Die Zahlen des Kraftfahrtbundesamtes belegen das: 3,4 Millionen neue Autos wurden im vergangenen Jahr zugelassen. Gerade mal 3,4 Prozent davon fahren mit alternativen Antrieben. Der Anteil von teuren und schadstoffreichen SUVs liegt bei über 15 Prozent und steigt jährlich weiter.
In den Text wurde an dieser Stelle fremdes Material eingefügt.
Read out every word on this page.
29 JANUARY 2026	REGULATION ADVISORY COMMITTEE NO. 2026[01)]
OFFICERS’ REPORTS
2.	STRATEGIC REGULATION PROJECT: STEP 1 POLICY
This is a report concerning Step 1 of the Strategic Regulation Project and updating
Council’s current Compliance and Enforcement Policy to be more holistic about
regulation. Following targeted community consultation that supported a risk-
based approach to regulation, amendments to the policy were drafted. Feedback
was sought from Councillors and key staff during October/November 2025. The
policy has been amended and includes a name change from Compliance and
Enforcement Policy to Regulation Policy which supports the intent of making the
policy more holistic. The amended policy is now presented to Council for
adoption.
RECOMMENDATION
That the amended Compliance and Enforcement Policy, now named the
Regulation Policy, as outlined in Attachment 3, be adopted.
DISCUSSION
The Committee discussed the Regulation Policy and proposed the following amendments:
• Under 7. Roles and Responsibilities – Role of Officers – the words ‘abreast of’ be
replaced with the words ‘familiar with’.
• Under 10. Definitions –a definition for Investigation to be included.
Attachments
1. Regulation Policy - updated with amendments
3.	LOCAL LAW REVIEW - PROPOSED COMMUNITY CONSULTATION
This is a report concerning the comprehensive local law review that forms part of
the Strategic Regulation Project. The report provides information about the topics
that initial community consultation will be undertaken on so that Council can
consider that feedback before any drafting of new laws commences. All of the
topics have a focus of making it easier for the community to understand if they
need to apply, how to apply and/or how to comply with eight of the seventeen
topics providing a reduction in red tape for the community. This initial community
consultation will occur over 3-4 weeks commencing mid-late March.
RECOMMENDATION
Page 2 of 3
Die deutsche Autoindustrie habe das Thema E-Mobilität einfach zu niedrig gehängt, und die Politik hätte die Entwicklung von Elektromotoren besser fördern können, bilanziert Autoexperte Bratzel. In China oder in Norwegen habe sich dadurch das Kaufverhalten geändert.

In der Industrie musste das Bewusstsein für Klimaschutz erst wachsen

Stinkende Industrieschornsteine und durch Chemiewerke verunreinigte Flüsse gehörten noch in den 1980er-Jahren zum normalen Bild in Deutschland. Wollte die Politik Grenzen ziehen, wurde sofort die Arbeitsplatz-Karte gezogen. Bis heute sind Deutschlands energieintensive Industrien - der Stahl, die Chemie, der Maschinenbau - tragende Säulen der deutschen Wirtschaft. Jeder dritte Euro in Deutschland wird nach Angaben des Bundesverbands der Deutschen Industrie (BDI) durch Export verdient. Will die Politik diesen Branchen enge Grenzen für den Klimaschutz setzen, kann es aus der Wirtschaft schon mal heißen, die Politik wolle wohl Arbeitsplätze aufs Spiel setzen. Die Klimaziele der Bundesregierung trägt der BDI mittlerweile mit.

Holger Lösch, der stellvertretende Hauptgeschäftsführer des BDI, räumt durchaus ein: Es hat etwas länger gedauert, bis auch die Industrie erkannte, dass sie ebenfalls eine Bringschuld hat:

"Denken Sie an die Kindererziehung. Nicht alles, was man von einem Kind fordert, wird sofort mit Begeisterung aufgenommen." Holger Lösch, stellvertretender Hauptgeschäftsführer BDI

Und damit geht es der Industrie genauso wie der Politik und jedem einzelnen Menschen. Sein Verhalten zu ändern, braucht etwas Druck von außen, dann die Einsicht und dann Zeit.